Monday, July 29, 2013

Ya gotta have FRIENDS!

I found romance through my hobbies and many friends too. I used to go to science fiction conventions. After closing my business I have tons of time, though my funds are desperately depleted.

So now I'm on a quest for friendship. I'm golden with Internet buddies around the globe and though I know a few people here locally, I want more. When I posted this on my Facebook my friend Nancy said she hopes I find my tribe. That's it, I want a tribe.

For most non native American's their first tribe comes from their family of origin. Sorry sister and nieces who might read this, but the only one in my family I had anything in common with was my bad. He passed away not long ago. I hope to someday be as ornery and cantankerous as he was.

In the late 90's, when I still talked to my mother, I saw the way she was around people and I felt so sorry for her. She couldn't find much nice to say about anyone. Everyone let her down. When someone lets me down, I move away and have less contact. Not mom, she went back for more. She begged them to be reliable in a constant game of "prove to me the world is filled with assholes." Then she'd whine about it.

In 2000 I went to visit dad on Christmas day. We met at a northern Nevada lodge of a friend of his. We hadn't seen each other in a good 20 years. The lodge filled up with about 30 folks from around the area. Some of the women came over to find out who I was. My husband, Murry, said he could see the information ripple around the room. "Who's that with Gene?" "That's his daughter." Pointing and head nodding.

These people liked my dad and he was friendly toward them. He still had his own idea of a lot of things, but he got along. This struck a stark contrast in my mind. Of course I wanted to be around him more. He had his complaints, sure, and he had his pleasures. That's what I want. A multifaceted grouch.

Okay, we can do without gripe as our main focus! Here's what I want in a friend. Lets start with an open mind. I'd love to be around people who can consider, not necessarily settle on, all sides of a discussion. I think it's great to have standards and positions on topics. But I insist that people I am around at least think about what it might be like in someone else's shoes.

My tribe must be diverse. I love learning about new and interesting cultures. I don't care what god you pray to so long as you have that open mind I talked about. I am not changing my mind on atheism. I love to learn about different professions, hobbies and thoughts too.

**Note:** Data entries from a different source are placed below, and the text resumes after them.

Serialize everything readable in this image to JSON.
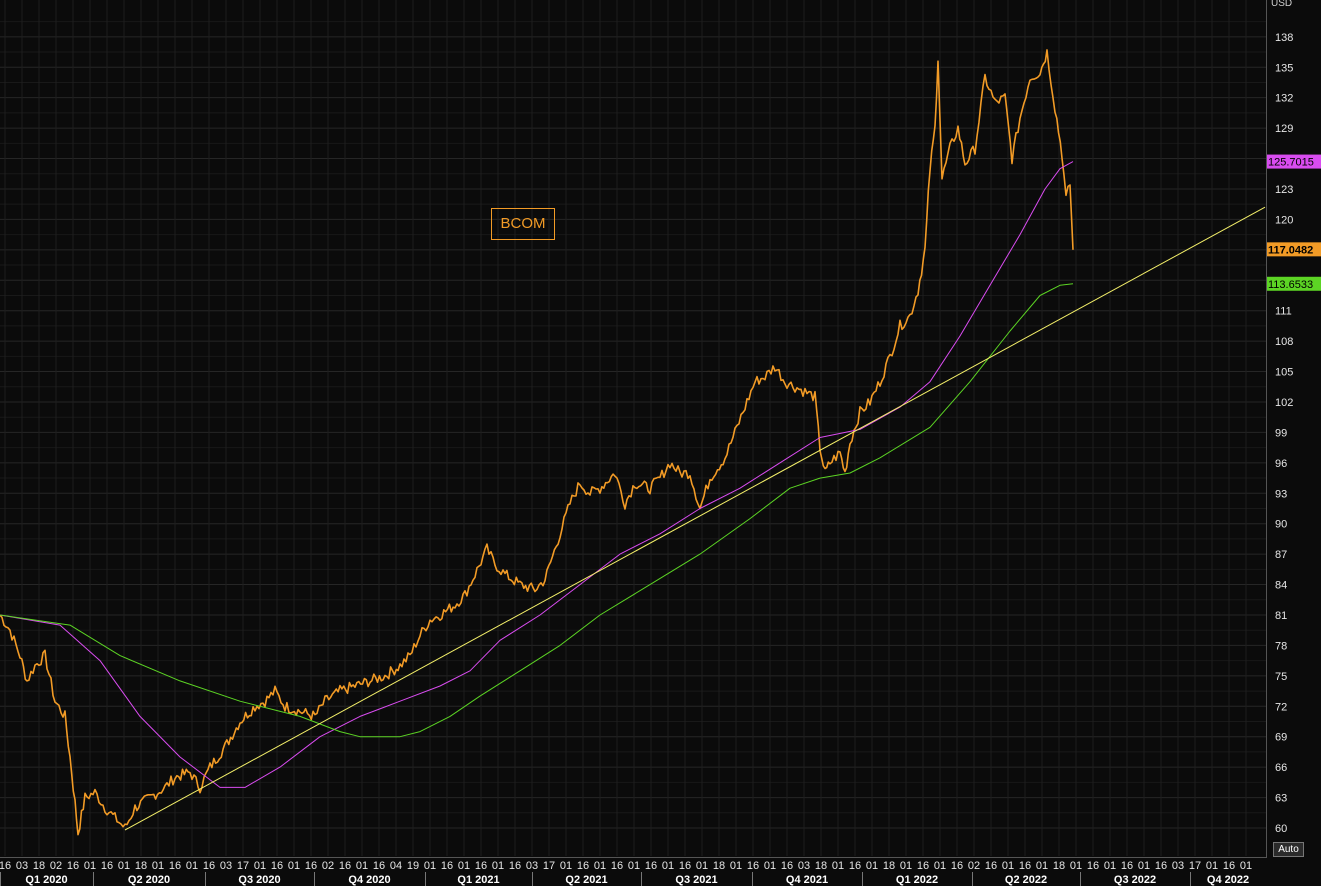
{
  "chart_data": {
    "type": "line",
    "title": "",
    "unit_label": "USD",
    "ticker": "BCOM",
    "ylim": [
      58,
      141
    ],
    "y_ticks": [
      60,
      63,
      66,
      69,
      72,
      75,
      78,
      81,
      84,
      87,
      90,
      93,
      96,
      99,
      102,
      105,
      108,
      111,
      114,
      117,
      120,
      123,
      126,
      129,
      132,
      135,
      138
    ],
    "day_ticks": [
      "16",
      "03",
      "18",
      "02",
      "16",
      "01",
      "16",
      "01",
      "18",
      "01",
      "16",
      "01",
      "16",
      "03",
      "17",
      "01",
      "16",
      "01",
      "16",
      "02",
      "16",
      "01",
      "16",
      "04",
      "19",
      "01",
      "16",
      "01",
      "16",
      "01",
      "16",
      "03",
      "17",
      "01",
      "16",
      "01",
      "16",
      "01",
      "16",
      "01",
      "16",
      "01",
      "18",
      "01",
      "16",
      "01",
      "16",
      "03",
      "18",
      "01",
      "16",
      "01",
      "18",
      "01",
      "16",
      "01",
      "16",
      "02",
      "16",
      "01",
      "16",
      "01",
      "18",
      "01",
      "16",
      "01",
      "16",
      "01",
      "16",
      "03",
      "17",
      "01",
      "16",
      "01"
    ],
    "quarter_labels": [
      "Q1 2020",
      "Q2 2020",
      "Q3 2020",
      "Q4 2020",
      "Q1 2021",
      "Q2 2021",
      "Q3 2021",
      "Q4 2021",
      "Q1 2022",
      "Q2 2022",
      "Q3 2022",
      "Q4 2022"
    ],
    "series": [
      {
        "name": "",
        "style": "price",
        "color": "#f29b26",
        "last_value": "117.0482",
        "points": [
          [
            0,
            81
          ],
          [
            10,
            79.5
          ],
          [
            20,
            77
          ],
          [
            27,
            74.5
          ],
          [
            35,
            76
          ],
          [
            45,
            77
          ],
          [
            55,
            72.5
          ],
          [
            65,
            71
          ],
          [
            70,
            67
          ],
          [
            75,
            62.5
          ],
          [
            78,
            59.5
          ],
          [
            85,
            63
          ],
          [
            95,
            63.5
          ],
          [
            105,
            62
          ],
          [
            115,
            61
          ],
          [
            125,
            60
          ],
          [
            135,
            62
          ],
          [
            150,
            63
          ],
          [
            165,
            64
          ],
          [
            175,
            65
          ],
          [
            190,
            65.5
          ],
          [
            200,
            64
          ],
          [
            210,
            66
          ],
          [
            225,
            68
          ],
          [
            240,
            70.5
          ],
          [
            255,
            72
          ],
          [
            265,
            72.5
          ],
          [
            275,
            73.5
          ],
          [
            285,
            72
          ],
          [
            300,
            71.5
          ],
          [
            315,
            71
          ],
          [
            325,
            72.5
          ],
          [
            340,
            73.5
          ],
          [
            355,
            74
          ],
          [
            370,
            74.5
          ],
          [
            385,
            75
          ],
          [
            400,
            76
          ],
          [
            410,
            77
          ],
          [
            420,
            79
          ],
          [
            430,
            80.5
          ],
          [
            440,
            81
          ],
          [
            455,
            82
          ],
          [
            465,
            83
          ],
          [
            475,
            85
          ],
          [
            487,
            87.5
          ],
          [
            495,
            86
          ],
          [
            505,
            85
          ],
          [
            520,
            84
          ],
          [
            535,
            83.5
          ],
          [
            545,
            84.5
          ],
          [
            560,
            89
          ],
          [
            570,
            92
          ],
          [
            580,
            94
          ],
          [
            590,
            93
          ],
          [
            600,
            93.5
          ],
          [
            615,
            95
          ],
          [
            625,
            92
          ],
          [
            635,
            94
          ],
          [
            650,
            93.5
          ],
          [
            660,
            94.5
          ],
          [
            670,
            96
          ],
          [
            680,
            95
          ],
          [
            690,
            95
          ],
          [
            700,
            91.5
          ],
          [
            710,
            94.5
          ],
          [
            725,
            96.5
          ],
          [
            735,
            99
          ],
          [
            745,
            101.5
          ],
          [
            755,
            104
          ],
          [
            765,
            104.5
          ],
          [
            775,
            105.5
          ],
          [
            785,
            104
          ],
          [
            795,
            103.5
          ],
          [
            805,
            103
          ],
          [
            815,
            102.5
          ],
          [
            820,
            97.5
          ],
          [
            825,
            95
          ],
          [
            830,
            96
          ],
          [
            840,
            97
          ],
          [
            845,
            95
          ],
          [
            850,
            98
          ],
          [
            860,
            101
          ],
          [
            870,
            102
          ],
          [
            880,
            104
          ],
          [
            890,
            106.5
          ],
          [
            900,
            109.5
          ],
          [
            910,
            110.5
          ],
          [
            918,
            113
          ],
          [
            925,
            117
          ],
          [
            930,
            125
          ],
          [
            935,
            129
          ],
          [
            938,
            136
          ],
          [
            942,
            124
          ],
          [
            950,
            127
          ],
          [
            958,
            129
          ],
          [
            965,
            125.5
          ],
          [
            975,
            127
          ],
          [
            985,
            134
          ],
          [
            995,
            131.5
          ],
          [
            1005,
            132
          ],
          [
            1012,
            126
          ],
          [
            1020,
            130
          ],
          [
            1030,
            134
          ],
          [
            1040,
            134.5
          ],
          [
            1047,
            136.5
          ],
          [
            1055,
            131
          ],
          [
            1062,
            126.5
          ],
          [
            1066,
            122
          ],
          [
            1070,
            123.5
          ],
          [
            1073,
            117
          ]
        ]
      },
      {
        "name": "",
        "style": "moving-average",
        "color": "#d94cf0",
        "last_value": "125.7015",
        "points": [
          [
            0,
            81
          ],
          [
            60,
            80
          ],
          [
            100,
            76.5
          ],
          [
            140,
            71
          ],
          [
            180,
            67
          ],
          [
            220,
            64
          ],
          [
            245,
            64
          ],
          [
            280,
            66
          ],
          [
            320,
            69
          ],
          [
            360,
            71
          ],
          [
            400,
            72.5
          ],
          [
            440,
            74
          ],
          [
            470,
            75.5
          ],
          [
            500,
            78.5
          ],
          [
            540,
            81
          ],
          [
            580,
            84
          ],
          [
            620,
            87
          ],
          [
            660,
            89
          ],
          [
            700,
            91.5
          ],
          [
            740,
            93.5
          ],
          [
            780,
            96
          ],
          [
            820,
            98.5
          ],
          [
            860,
            99.3
          ],
          [
            900,
            101.5
          ],
          [
            930,
            104
          ],
          [
            960,
            108.5
          ],
          [
            990,
            113.5
          ],
          [
            1020,
            118.5
          ],
          [
            1045,
            123
          ],
          [
            1060,
            125
          ],
          [
            1073,
            125.7
          ]
        ]
      },
      {
        "name": "",
        "style": "moving-average",
        "color": "#5cd424",
        "last_value": "113.6533",
        "points": [
          [
            0,
            81
          ],
          [
            70,
            80
          ],
          [
            120,
            77
          ],
          [
            180,
            74.5
          ],
          [
            240,
            72.5
          ],
          [
            300,
            71
          ],
          [
            340,
            69.5
          ],
          [
            360,
            69
          ],
          [
            400,
            69
          ],
          [
            420,
            69.5
          ],
          [
            450,
            71
          ],
          [
            480,
            73
          ],
          [
            520,
            75.5
          ],
          [
            560,
            78
          ],
          [
            600,
            81
          ],
          [
            650,
            84
          ],
          [
            700,
            87
          ],
          [
            750,
            90.5
          ],
          [
            790,
            93.5
          ],
          [
            820,
            94.5
          ],
          [
            850,
            95
          ],
          [
            880,
            96.5
          ],
          [
            930,
            99.5
          ],
          [
            970,
            104
          ],
          [
            1010,
            109
          ],
          [
            1040,
            112.5
          ],
          [
            1060,
            113.5
          ],
          [
            1073,
            113.65
          ]
        ]
      },
      {
        "name": "",
        "style": "trendline",
        "color": "#f4f06a",
        "points": [
          [
            125,
            59.8
          ],
          [
            1265,
            121.2
          ]
        ]
      }
    ],
    "grid": true,
    "legend": "none"
  },
  "controls": {
    "auto_label": "Auto"
  }
}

I insist my tribe members embrace imperfection. We all need something to aspire to and I admire great beauty. I feel expecting nothing LESS than exactness limits appreciation of the here and now. I make glorious life altering mistakes. Sometimes they turn out to be the best thing that ever happened. You never know where a lesson leads to more amazing experiences.

It'd be keen if someone had a little free time, a drivers license and car and an interest in local roaming. Mingus Park is a nice easy walk, so is a trip around the mall. I know there's a support group for blind people in the area. They used to meet at Baycrest Village.

I want to laugh to the point I may need adult diapers! My most treasured experiences happened around food. Since I'm being careful about what I eat, I'd like it to be healthy.

I want to try something new. Something I have never even considered. So long as it is kind to others and involves very little physical pain to me. Getting matching tattoos is out!

Do you have friend hunting thoughts? Where did you meet your besties? What did you do that made your funny bone ache??

1 comment:

  1. Yes, I have friend hunting thoughts! I found my tribe by stepping out of my comfort zone to participate in a workshop that turned out to be something totally different than I had expected. In the workshop, I put my name on a phone list...something that I wouldn't normally do...and a woman who became one of my best friends ever called me a few days later.

    Another bestie, I met at the place my husband worked. I pursued her! She lived across the street from our apartment and I hung out with her every chance I had. I was so surprised when she welcomed my company. One day she brought along another woman she had met and the three of us formed a bond. We went camping and hiking together, spent days at the beach, went out to dinner dressed in outrageous outfits. The best thing was, we felt ourselves to be equals...the 3 of us liked and respected each other equally. And we laughed. At everything. We had a way of turning things on end and looking at it in new ways. Priceless!! But if one of us needed to cry, that was OK too. We made space for whatever was needed.

    Nowadays I spend a lot of my time alone, and I'm happy with that. I do think about finding friends again, but I guess I'm biding my time. Life is a lot different at 67 than 33 and I don't have the same energy. I'm being very careful about what I wish for, as I have tended to bite off more than I want to chew. I definitely need friends who would energize rather than deplete me. We'll find each other or we won't and it's all good.

    Thanks, Done, for making this a place where I can speak what's real.